The study was prompted when researchers noticed that cancer cells in patients with ovarian cancer tended to metastasize into the fat pad, or omentum, as well.
Over 20,000 women were diagnosed with ovarian cancer in 2007, over whom nearly 15,000 died, according to the most recent data from the Centers for Disease Control and Prevention (CDC). It is most common in women over 60, and 90 percent of diagnoses are in women over 40.
The UCMC study consisted of injecting ovarian cancer cells into the abdomen of healthy mice, according to the BBC article “‘Fatty Apron’ fuels ovary cancer.” Researchers noted that the cancer cells reached the omentum within 20 minutes.
The study is still ongoing and researchers are now targeting the fatty acid binding protein called FABP4 “as a potential therapeutic target,” said Kristen Nieman, one of the study’s authors. When researchers inhibited signals emitted by the FABP4 during the study, the attraction of cancer cells to the omentum fell by as much as 50 percent.
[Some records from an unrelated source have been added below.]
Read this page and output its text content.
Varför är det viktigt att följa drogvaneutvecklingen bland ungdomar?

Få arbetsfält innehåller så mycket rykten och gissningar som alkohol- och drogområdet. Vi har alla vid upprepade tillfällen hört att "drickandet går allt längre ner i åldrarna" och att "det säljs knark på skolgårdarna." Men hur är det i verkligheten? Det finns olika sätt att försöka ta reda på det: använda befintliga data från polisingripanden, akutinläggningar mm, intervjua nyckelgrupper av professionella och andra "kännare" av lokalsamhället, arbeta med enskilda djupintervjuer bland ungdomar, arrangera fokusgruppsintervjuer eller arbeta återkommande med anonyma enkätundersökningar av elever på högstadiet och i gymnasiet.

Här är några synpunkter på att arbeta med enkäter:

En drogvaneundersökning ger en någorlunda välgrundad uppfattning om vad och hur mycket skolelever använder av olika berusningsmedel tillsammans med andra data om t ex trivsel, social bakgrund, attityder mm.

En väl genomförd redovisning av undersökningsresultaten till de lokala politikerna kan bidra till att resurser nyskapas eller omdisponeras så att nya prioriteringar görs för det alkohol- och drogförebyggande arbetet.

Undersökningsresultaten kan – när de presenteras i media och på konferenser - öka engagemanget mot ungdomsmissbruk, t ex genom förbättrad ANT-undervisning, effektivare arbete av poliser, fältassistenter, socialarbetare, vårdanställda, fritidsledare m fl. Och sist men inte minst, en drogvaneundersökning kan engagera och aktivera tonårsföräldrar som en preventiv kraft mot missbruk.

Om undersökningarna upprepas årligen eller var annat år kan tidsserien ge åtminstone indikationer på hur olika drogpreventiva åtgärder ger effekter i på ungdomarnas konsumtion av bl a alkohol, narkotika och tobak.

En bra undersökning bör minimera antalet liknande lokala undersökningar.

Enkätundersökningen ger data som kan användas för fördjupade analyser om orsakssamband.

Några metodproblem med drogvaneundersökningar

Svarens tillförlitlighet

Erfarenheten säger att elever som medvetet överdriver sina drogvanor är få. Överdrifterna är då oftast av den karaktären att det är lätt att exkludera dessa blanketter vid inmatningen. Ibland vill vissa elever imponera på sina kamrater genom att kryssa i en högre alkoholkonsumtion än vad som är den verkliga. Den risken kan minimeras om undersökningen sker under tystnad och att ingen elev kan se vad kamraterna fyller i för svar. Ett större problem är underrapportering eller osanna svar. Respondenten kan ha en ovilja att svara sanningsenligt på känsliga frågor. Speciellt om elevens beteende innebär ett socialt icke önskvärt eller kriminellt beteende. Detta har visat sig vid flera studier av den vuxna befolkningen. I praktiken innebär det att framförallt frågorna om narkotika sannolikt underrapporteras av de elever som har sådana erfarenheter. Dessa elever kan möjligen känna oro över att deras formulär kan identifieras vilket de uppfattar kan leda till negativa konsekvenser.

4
The UCMC is now incorporating the research of more University of Chicago graduate students—such as Carla Penicka (A.B. ’10) and Marion Zilhardt, a Ph.D. student on the Committee on Cancer Biology, who were both graduate students at the time of the study and contributed research.
However, the results may not be specific only to those with ovarian cancer. Nieman remarked that the findings “could potentially be applied to other forms of cancer such as breast cancer.”